Nadine Velazquez has two pieces of excellent news from the set of her hit NBC comedy, My Name Is Earl. No.1: “I’m getting more screen time than ever.” No.2: “We’re seeing a lot more stripping this year.” Somebody rip that new Emmy out of Jaime Pressly’s mitts and hand it to Nadine.
Things are afoot in the world of white trash: Nadine’s character, Catalina, the superhot cleaning woman who assists the titular Earl in redeeming his degenerate past, finds herself sleeping with his best friend and, better still, stripping at a place called Club Chubby. She proves very popular with the joint’s clientele because, instead of dancing, she just jumps up and down. “That’s the hot move,” she says. “I love it. It’s supposed to be sexy, but it’s actually kind of weird.”

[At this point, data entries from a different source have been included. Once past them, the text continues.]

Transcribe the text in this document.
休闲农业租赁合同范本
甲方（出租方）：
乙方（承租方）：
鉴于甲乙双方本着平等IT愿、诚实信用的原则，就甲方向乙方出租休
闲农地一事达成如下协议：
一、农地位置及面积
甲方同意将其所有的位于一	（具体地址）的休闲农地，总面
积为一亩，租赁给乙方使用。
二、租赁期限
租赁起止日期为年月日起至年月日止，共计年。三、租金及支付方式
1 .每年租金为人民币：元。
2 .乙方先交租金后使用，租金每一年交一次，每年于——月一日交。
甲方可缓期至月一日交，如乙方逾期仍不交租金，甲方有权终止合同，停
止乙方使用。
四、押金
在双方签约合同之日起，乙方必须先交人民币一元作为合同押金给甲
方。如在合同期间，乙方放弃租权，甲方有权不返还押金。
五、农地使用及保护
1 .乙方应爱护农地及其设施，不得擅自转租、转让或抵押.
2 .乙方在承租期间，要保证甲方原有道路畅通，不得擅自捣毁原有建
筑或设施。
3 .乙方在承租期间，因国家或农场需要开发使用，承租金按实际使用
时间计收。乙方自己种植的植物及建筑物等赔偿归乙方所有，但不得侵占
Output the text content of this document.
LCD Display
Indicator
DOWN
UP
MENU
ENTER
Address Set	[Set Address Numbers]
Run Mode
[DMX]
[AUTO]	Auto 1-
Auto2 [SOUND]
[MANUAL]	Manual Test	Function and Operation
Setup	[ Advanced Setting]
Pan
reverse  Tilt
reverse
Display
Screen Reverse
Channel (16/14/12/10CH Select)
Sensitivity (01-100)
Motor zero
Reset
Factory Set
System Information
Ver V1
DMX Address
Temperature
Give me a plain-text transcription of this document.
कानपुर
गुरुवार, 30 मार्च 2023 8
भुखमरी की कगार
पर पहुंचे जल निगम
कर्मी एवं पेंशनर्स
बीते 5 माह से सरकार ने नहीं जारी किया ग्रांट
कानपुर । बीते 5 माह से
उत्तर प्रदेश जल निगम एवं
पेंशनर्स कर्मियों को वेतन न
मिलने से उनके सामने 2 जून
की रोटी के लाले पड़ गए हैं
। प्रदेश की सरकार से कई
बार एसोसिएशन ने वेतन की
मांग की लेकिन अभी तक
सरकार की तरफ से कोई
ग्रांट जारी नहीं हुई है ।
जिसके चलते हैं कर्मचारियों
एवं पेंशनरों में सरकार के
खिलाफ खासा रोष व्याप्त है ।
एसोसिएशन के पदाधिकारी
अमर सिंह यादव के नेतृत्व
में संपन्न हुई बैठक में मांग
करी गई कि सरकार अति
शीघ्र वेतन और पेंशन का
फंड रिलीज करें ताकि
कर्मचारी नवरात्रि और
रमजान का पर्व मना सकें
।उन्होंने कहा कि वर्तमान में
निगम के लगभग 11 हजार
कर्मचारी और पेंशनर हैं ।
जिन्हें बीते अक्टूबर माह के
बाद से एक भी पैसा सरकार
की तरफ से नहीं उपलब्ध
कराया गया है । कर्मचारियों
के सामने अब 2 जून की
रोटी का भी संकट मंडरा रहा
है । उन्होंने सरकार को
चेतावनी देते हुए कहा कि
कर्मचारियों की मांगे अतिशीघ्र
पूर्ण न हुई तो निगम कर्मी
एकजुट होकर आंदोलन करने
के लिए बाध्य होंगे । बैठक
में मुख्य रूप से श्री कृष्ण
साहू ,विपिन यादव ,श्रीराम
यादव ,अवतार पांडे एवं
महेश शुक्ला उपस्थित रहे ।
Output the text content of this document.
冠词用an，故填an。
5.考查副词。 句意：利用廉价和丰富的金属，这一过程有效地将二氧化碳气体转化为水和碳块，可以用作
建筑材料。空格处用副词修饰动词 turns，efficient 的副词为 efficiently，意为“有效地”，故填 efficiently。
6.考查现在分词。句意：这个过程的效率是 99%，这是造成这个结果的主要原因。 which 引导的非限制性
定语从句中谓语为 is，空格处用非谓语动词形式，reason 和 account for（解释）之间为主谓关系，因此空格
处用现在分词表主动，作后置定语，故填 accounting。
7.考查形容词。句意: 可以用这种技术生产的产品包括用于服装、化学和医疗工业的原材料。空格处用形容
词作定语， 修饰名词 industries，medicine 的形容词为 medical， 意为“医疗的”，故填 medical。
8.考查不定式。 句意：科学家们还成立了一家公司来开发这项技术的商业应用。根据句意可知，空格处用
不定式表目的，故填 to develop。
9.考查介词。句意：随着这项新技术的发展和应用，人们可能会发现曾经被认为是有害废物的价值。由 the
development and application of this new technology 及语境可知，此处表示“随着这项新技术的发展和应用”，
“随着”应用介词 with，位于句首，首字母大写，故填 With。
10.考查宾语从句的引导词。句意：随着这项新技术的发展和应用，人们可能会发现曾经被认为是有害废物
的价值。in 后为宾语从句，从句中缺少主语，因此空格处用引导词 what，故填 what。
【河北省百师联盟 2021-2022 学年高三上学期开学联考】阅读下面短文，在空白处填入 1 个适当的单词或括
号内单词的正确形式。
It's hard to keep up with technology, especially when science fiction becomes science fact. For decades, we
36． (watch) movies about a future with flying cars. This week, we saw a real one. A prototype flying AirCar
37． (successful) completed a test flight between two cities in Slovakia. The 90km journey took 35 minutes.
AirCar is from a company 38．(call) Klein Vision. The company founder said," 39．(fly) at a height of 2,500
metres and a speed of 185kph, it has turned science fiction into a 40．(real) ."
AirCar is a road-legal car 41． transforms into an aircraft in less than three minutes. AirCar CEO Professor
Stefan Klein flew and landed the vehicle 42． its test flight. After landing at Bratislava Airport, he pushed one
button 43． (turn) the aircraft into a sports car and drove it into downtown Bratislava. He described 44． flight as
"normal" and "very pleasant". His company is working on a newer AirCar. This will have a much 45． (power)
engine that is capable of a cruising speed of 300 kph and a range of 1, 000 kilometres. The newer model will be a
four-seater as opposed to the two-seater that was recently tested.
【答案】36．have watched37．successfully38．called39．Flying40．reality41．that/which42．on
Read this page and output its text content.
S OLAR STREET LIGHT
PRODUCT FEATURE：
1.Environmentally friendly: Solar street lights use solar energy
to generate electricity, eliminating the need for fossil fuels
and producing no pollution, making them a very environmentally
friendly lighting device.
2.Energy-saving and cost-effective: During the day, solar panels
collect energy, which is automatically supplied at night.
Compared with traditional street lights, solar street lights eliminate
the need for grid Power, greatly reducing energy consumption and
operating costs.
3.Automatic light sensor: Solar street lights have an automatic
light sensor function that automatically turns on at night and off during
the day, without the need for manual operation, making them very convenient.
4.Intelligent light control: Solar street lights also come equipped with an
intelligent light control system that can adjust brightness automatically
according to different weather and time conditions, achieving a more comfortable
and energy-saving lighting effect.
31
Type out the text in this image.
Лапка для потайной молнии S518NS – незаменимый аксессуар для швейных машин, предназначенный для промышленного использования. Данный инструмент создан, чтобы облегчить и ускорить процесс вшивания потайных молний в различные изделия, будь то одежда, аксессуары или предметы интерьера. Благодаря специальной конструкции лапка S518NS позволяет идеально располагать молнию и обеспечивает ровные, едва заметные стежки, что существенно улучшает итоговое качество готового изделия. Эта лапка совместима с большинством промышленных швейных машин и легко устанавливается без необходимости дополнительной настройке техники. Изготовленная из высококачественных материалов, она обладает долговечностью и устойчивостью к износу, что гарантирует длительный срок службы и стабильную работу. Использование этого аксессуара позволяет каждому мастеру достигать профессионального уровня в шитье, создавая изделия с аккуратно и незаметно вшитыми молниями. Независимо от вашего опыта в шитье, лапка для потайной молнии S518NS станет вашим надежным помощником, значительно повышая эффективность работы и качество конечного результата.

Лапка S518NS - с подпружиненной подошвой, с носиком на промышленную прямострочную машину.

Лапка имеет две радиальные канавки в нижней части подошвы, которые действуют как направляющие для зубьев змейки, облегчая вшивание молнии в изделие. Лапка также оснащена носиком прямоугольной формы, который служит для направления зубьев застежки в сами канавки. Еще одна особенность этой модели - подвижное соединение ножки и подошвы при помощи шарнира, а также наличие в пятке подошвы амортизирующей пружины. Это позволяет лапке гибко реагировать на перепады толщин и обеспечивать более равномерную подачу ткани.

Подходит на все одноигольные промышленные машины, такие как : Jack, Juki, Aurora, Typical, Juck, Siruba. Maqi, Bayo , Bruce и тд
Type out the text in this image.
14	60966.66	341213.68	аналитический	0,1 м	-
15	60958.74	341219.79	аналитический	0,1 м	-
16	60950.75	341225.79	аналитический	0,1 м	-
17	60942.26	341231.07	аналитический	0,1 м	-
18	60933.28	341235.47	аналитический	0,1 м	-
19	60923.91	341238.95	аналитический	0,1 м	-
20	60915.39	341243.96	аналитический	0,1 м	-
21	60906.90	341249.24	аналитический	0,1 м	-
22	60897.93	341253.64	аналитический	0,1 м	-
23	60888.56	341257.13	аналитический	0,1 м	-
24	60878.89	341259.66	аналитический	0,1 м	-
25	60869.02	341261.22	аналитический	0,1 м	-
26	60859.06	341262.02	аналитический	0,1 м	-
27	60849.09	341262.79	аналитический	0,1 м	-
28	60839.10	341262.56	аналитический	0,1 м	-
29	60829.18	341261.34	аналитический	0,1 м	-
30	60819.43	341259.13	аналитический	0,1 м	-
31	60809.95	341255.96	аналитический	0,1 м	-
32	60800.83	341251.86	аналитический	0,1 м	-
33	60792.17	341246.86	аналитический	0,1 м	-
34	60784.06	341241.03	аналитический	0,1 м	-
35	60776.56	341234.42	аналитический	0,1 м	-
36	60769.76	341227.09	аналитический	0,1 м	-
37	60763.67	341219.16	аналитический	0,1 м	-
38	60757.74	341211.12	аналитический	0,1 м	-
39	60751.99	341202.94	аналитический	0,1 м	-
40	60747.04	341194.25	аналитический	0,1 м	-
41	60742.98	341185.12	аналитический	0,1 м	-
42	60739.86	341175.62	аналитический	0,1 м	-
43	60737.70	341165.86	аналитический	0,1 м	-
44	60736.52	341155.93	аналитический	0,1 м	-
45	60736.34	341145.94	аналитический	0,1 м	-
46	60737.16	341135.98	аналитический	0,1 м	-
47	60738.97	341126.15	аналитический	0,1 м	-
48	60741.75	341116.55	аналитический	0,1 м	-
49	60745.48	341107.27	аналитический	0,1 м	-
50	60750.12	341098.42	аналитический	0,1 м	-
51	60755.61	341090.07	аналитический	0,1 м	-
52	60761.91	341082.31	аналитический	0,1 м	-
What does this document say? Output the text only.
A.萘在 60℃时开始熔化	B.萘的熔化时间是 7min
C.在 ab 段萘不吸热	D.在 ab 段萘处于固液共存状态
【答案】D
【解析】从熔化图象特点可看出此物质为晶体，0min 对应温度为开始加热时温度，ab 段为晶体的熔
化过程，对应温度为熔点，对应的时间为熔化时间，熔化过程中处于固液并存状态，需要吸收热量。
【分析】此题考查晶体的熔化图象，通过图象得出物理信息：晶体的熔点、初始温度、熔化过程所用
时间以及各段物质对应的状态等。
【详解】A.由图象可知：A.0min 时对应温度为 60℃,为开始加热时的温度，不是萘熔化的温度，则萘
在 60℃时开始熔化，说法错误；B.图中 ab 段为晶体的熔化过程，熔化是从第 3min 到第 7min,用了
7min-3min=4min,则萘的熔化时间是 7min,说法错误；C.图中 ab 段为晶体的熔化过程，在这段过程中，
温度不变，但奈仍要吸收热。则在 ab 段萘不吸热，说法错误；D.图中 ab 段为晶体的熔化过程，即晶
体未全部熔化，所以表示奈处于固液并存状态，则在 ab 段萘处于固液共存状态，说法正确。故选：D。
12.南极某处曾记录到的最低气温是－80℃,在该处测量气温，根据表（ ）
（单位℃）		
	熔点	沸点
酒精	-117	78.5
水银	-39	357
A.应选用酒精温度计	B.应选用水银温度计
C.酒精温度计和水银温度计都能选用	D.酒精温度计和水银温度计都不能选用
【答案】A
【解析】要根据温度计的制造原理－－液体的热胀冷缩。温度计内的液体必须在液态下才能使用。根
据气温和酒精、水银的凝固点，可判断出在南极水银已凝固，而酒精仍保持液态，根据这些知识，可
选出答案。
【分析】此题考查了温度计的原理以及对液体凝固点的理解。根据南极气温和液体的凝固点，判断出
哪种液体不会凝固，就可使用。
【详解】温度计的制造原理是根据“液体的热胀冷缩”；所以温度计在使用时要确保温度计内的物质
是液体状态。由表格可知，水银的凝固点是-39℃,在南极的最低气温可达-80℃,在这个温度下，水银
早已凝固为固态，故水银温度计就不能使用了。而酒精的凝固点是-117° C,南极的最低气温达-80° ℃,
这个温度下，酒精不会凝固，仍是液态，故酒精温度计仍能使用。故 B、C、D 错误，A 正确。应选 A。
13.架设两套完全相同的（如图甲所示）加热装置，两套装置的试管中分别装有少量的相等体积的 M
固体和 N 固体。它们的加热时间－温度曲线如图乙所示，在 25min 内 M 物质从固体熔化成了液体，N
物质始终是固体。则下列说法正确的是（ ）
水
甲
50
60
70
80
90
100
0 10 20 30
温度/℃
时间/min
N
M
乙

In real life it’s definitely not her preferred form of striptease. “I like to strip to Sinatra—that gets the mood going,” she says. “I incorporate it into my fantasy of being a burlesque dancer. I envision a smoky lounge and an orchestra, and I’m in fishnets and a little hat.” But in the end, Nadine says, wowing a guy doesn’t require many props. “The secret to a good striptease is just dim lights and a glass of wine.”
On the show Catalina’s adventures in stripping tend to be slightly less refined. “There’s an episode this season where I’m catfighting with another stripper—and the cops are just sitting back watching because they’re enjoying it,” she says. “We pulled hair, scratched, and bruised ourselves. I don’t get to do that stuff every day, so it was a blast. It reminded me of when I was in high school.”
Apparently, Nadine isn’t joking about high school brawls and her need to cause bodily harm. She shares this fond memory: “This girl stormed into my Spanish class and called me out. She said, ‘Nadine, you and me, bitch!’ So—this is so ghetto—I picked up my chair and was about to toss it at her, but our teacher came between us. It was hard-core. High school is like prison.” Ghetto or not, it was just that fearless take-no-prisoners spirit that led Nadine to acting in the first place.
At age 13 Nadine walked into a Chicago talent agency. “I wanted to know how to get on TV,” she says. The talent agent, on the other hand, wanted to know where the hell Nadine’s mom was. “I looked the agent up in the yellow pages. Then I took the bus over after school.”
The child-acting thing never fully panned out—something about the need for “parental permission”—but Nadine was hooked. Almost a decade later, she walked back into that same talent agency, and this time she left with a job...as an office assistant. Working in a casting office soon led to her first gig: A national commercial where she stood behind a cash register and uttered the immortal lines, “Welcome to McDonald’s. May I take your order?” “That was the biggest moment of my life,” she says. “I had a McDonald’s tie and visor on, and I looked like a boy. But I loved every minute of it.”
An even bigger break came when she snagged her Earl gig and the avalanche of accolades that came along with it. In 2005 Variety named Nadine one of “Ten Actors to Watch,” and USA Today went even further, dubbing her one of the “Five Rising Stars to Watch Closely.” (Man, those USA Today guys are creepy.) The huzzahs were followed shortly by a slew of overzealous (read: crazy) fans, including one who gave her a bottle of perfume called Nadine. “It was cool to see my name on the bottle, and I was grateful for the gift,” she says, “although it smelled like bourbon.” Up next for Nadine is the TV flick Husband for Hire, in which she plays a woman who has two days to find a husband in order to collect a $25 million inheritance. It’s on the Oxygen Channel, but fear not—Nadine assures us that it is “very sexy.” We’ll take her word for it.